Bundestagswahl Die Große Koalition ist verhasst - aber wahrscheinlich

Die Wähler hätten sie gern, aber die Wahlkämpfer fürchten sie: Eine Koalition von Union und SPD könnte nach der Bundestagswahl ihre Neuauflage erleben.

Merkel und Steinbrück Quelle: dpa

Das Grässliche an der politischen Sommerpause ist, dass eigentlich nichts passiert. Aber auch das Herrliche an der Sommerpause ist, dass nichts passiert. Endlich bleibt mal Zeit, ausgiebig über Wahlausgänge und Koalitionen, Machtoptionen und Winkelzüge nach der Bundestagswahl zu spekulieren.

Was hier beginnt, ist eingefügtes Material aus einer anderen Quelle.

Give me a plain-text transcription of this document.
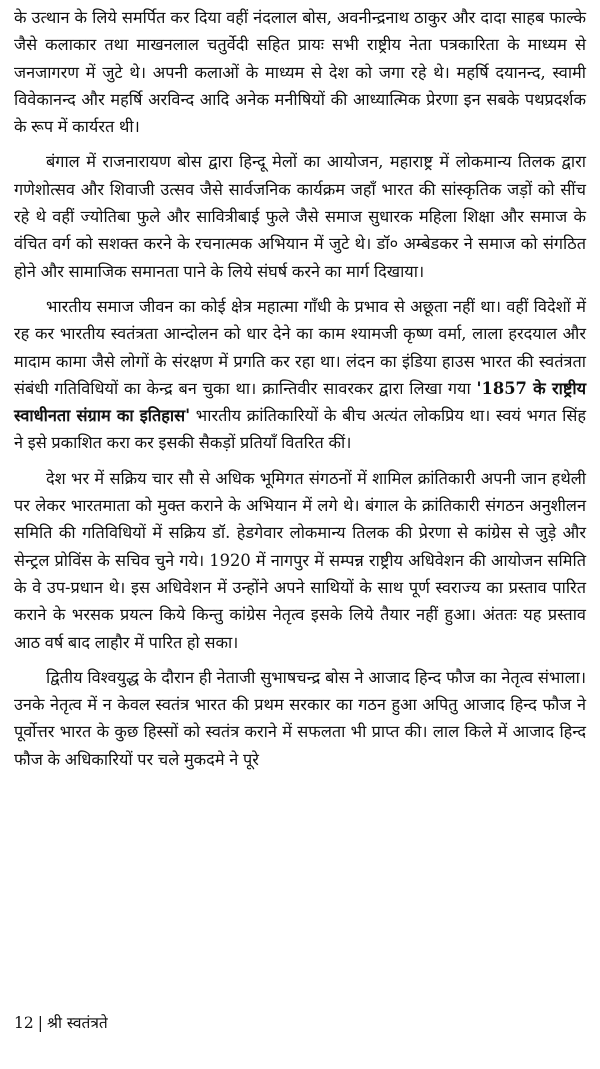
के उत्थान के लिये समर्पित कर दिया वहीं नंदलाल बोस, अवनीन्द्रनाथ ठाकुर और दादा साहब फाल्के जैसे कलाकार तथा माखनलाल चतुर्वेदी सहित प्रायः सभी राष्ट्रीय नेता पत्रकारिता के माध्यम से जनजागरण में जुटे थे। अपनी कलाओं के माध्यम से देश को जगा रहे थे। महर्षि दयानन्द, स्वामी विवेकानन्द और महर्षि अरविन्द आदि अनेक मनीषियों की आध्यात्मिक प्रेरणा इन सबके पथप्रदर्शक के रूप में कार्यरत थी।

बंगाल में राजनारायण बोस द्वारा हिन्दू मेलों का आयोजन, महाराष्ट्र में लोकमान्य तिलक द्वारा गणेशोत्सव और शिवाजी उत्सव जैसे सार्वजनिक कार्यक्रम जहाँ भारत की सांस्कृतिक जड़ों को सींच रहे थे वहीं ज्योतिबा फुले और सावित्रीबाई फुले जैसे समाज सुधारक महिला शिक्षा और समाज के वंचित वर्ग को सशक्त करने के रचनात्मक अभियान में जुटे थे। डॉ० अम्बेडकर ने समाज को संगठित होने और सामाजिक समानता पाने के लिये संघर्ष करने का मार्ग दिखाया।

भारतीय समाज जीवन का कोई क्षेत्र महात्मा गाँधी के प्रभाव से अछूता नहीं था। वहीं विदेशों में रह कर भारतीय स्वतंत्रता आन्दोलन को धार देने का काम श्यामजी कृष्ण वर्मा, लाला हरदयाल और मादाम कामा जैसे लोगों के संरक्षण में प्रगति कर रहा था। लंदन का इंडिया हाउस भारत की स्वतंत्रता संबंधी गतिविधियों का केन्द्र बन चुका था। क्रान्तिवीर सावरकर द्वारा लिखा गया '1857 के राष्ट्रीय स्वाधीनता संग्राम का इतिहास' भारतीय क्रांतिकारियों के बीच अत्यंत लोकप्रिय था। स्वयं भगत सिंह ने इसे प्रकाशित करा कर इसकी सैकड़ों प्रतियाँ वितरित कीं।

देश भर में सक्रिय चार सौ से अधिक भूमिगत संगठनों में शामिल क्रांतिकारी अपनी जान हथेली पर लेकर भारतमाता को मुक्त कराने के अभियान में लगे थे। बंगाल के क्रांतिकारी संगठन अनुशीलन समिति की गतिविधियों में सक्रिय डॉ. हेडगेवार लोकमान्य तिलक की प्रेरणा से कांग्रेस से जुड़े और सेन्ट्रल प्रोविंस के सचिव चुने गये। 1920 में नागपुर में सम्पन्न राष्ट्रीय अधिवेशन की आयोजन समिति के वे उप-प्रधान थे। इस अधिवेशन में उन्होंने अपने साथियों के साथ पूर्ण स्वराज्य का प्रस्ताव पारित कराने के भरसक प्रयत्न किये किन्तु कांग्रेस नेतृत्व इसके लिये तैयार नहीं हुआ। अंततः यह प्रस्ताव आठ वर्ष बाद लाहौर में पारित हो सका।

द्वितीय विश्वयुद्ध के दौरान ही नेताजी सुभाषचन्द्र बोस ने आजाद हिन्द फौज का नेतृत्व संभाला। उनके नेतृत्व में न केवल स्वतंत्र भारत की प्रथम सरकार का गठन हुआ अपितु आजाद हिन्द फौज ने पूर्वोत्तर भारत के कुछ हिस्सों को स्वतंत्र कराने में सफलता भी प्राप्त की। लाल किले में आजाद हिन्द फौज के अधिकारियों पर चले मुकदमे ने पूरे

12 | श्री स्वतंत्रते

Noch knapp vierzig Tage, dann machen die Wähler allem Stellungsspielchentreiben der Parteien ein Ende – mit ihrem Kreuz am 22. September. Aber bis zum Wahlsonntag gibt es kein Halten. Farbenspiele werden lanciert und wieder dementiert, Avancen öffentlich ausgetestet, formelle Beschlüsse angekündigt oder aufgekündigt.

Bunte Gedankenspiele

Was gibt es schließlich nicht alles für spannende und weniger spannende Koalitionsgedankenspielchen, die von immer neuen Wahlumfragen befeuert werden: Schwarz-Gelb oder Rot-Grün natürlich, als die naheliegenden, klassischen Optionen, erstere mittlerweile wieder durchaus rechnerisch möglich, letztere so gut wie ausgeschlossen. Als exotische Außenseiter die Ampel von SPD, Grünen und FDP oder gar die Liaison von Schwarz und Grün. Und dann geistert da noch Rot-Rot-Grün durch die Landschaft, von der amtierenden Regierung im Wahlkampf als Schauermärchen höchst geschätzt. Gänzlich ungeachtet der Tatsache allerdings, dass nicht nur alle tonangebenden Sozialdemokraten, sondern auch das grüne Spitzenpersonal das Linksbündnis ausgeschlossen haben.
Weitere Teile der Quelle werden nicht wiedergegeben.